Any Efficient-tier model will do the job. Pick whichever one your provider offers at the lowest cost.

The Hindsight Memory Model

Hindsight is Errand’s persistent memory system. It uses an AI model to:

Extract entities and concepts from your tasks and their results
Form “beliefs” — structured knowledge about your preferences, past decisions, and context
Search and retrieve relevant memories when a new task starts

Recommended: Efficient to Balanced

The Hindsight model needs good language comprehension — it must understand what is important in a piece of text and extract meaning from it. However, it does not need the multi-step reasoning or tool-calling capabilities that the agent requires.

Efficient tier works well for most users. Memories are stored and recalled reliably, and the cost stays low since Hindsight processes text for every task.
Balanced tier can provide richer, more nuanced memory extraction if you find that the Efficient model is missing important context. This is a quality-versus-cost decision you can experiment with.

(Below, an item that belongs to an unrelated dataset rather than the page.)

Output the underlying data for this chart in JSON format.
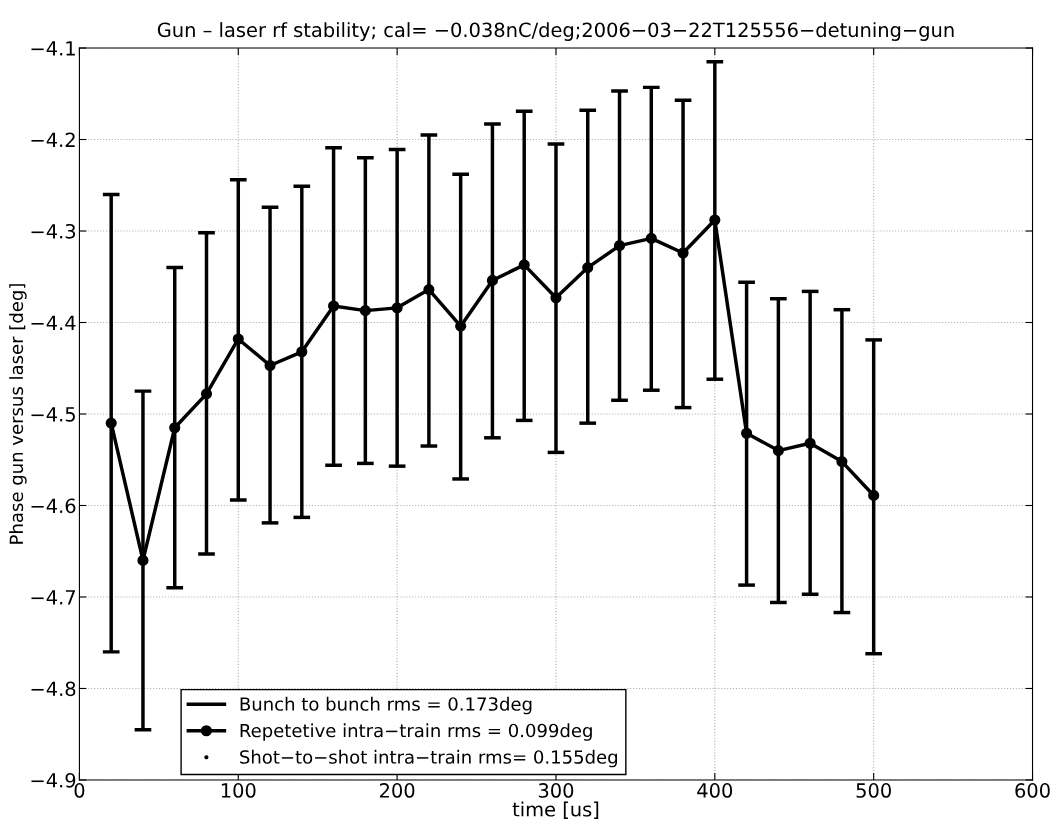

Start with an Efficient-tier model and upgrade if you notice the agent is not recalling relevant context from previous tasks.

The Transcription Model

If you want to create tasks by speaking instead of typing, Errand can transcribe your voice input into text. This requires a Whisper-compatible transcription model.

Options

Cloud: OpenAI’s Whisper API, accessed through LiteLLM, is the most common choice. Several other providers also offer Whisper-compatible endpoints.
Local: You can run Whisper models locally through Ollama or other local model servers, keeping your audio data entirely on your own hardware.

If you do not plan to use voice input, leave the transcription model unconfigured.

Task Profiles — Per-Task Model Overrides

Errand’s Task Profiles feature lets you assign different models to different types of work. Instead of choosing one model for everything, you can create profiles that automatically match tasks to the right model:

A Research profile might use a Frontier-tier model with access to web search tools
A Quick Reply profile might use an Efficient-tier model for near-instant responses
A Code Review profile might use a Frontier-tier model with access to your Git repository

Profiles give you flexibility without requiring you to change your default settings every time. See the Task Profiles documentation for setup instructions.

Example Configurations

Here are some common setups to help you get started. All models are accessed through LiteLLM regardless of which configuration you choose.

Best Quality

For users who want the highest quality results and are comfortable with the associated cost.

Slot	Tier	Example
Agent	Frontier	Claude Opus 4
Title Generation	Efficient	Claude Haiku 4.5
Hindsight	Balanced	Claude Sonnet 4
Transcription	Whisper	whisper-large-v3

Balanced (Recommended)

The sweet spot for most users — excellent results at a reasonable cost.

Slot	Tier	Example
Agent	Balanced	Claude Sonnet 4
Title Generation	Efficient	Claude Haiku 4.5
Hindsight	Efficient	GPT-4o Mini
Transcription	Whisper	whisper-large-v3

Budget-Conscious

Keeps costs low while still delivering good agent performance.

Slot	Tier	Example
Agent	Balanced	Gemini 2.5 Flash
Title Generation	Efficient	Gemini 2.0 Flash
Hindsight	Efficient	Gemini 2.0 Flash
Transcription	Whisper	whisper-large-v3

Privacy-First

Everything runs on your own hardware. See Running Models Locally for setup.

Slot	Tier	Example
Agent	Balanced (local)	Llama 3.3 70B (via Ollama)
Title Generation	Efficient (local)	Llama 3.2 3B (via Ollama)
Hindsight	Efficient (local)	Llama 3.2 3B (via Ollama)
Transcription	Whisper (local)	whisper-large-v3 (via Ollama)

Note that the Privacy-First configuration requires significant hardware — see the local models guide for requirements.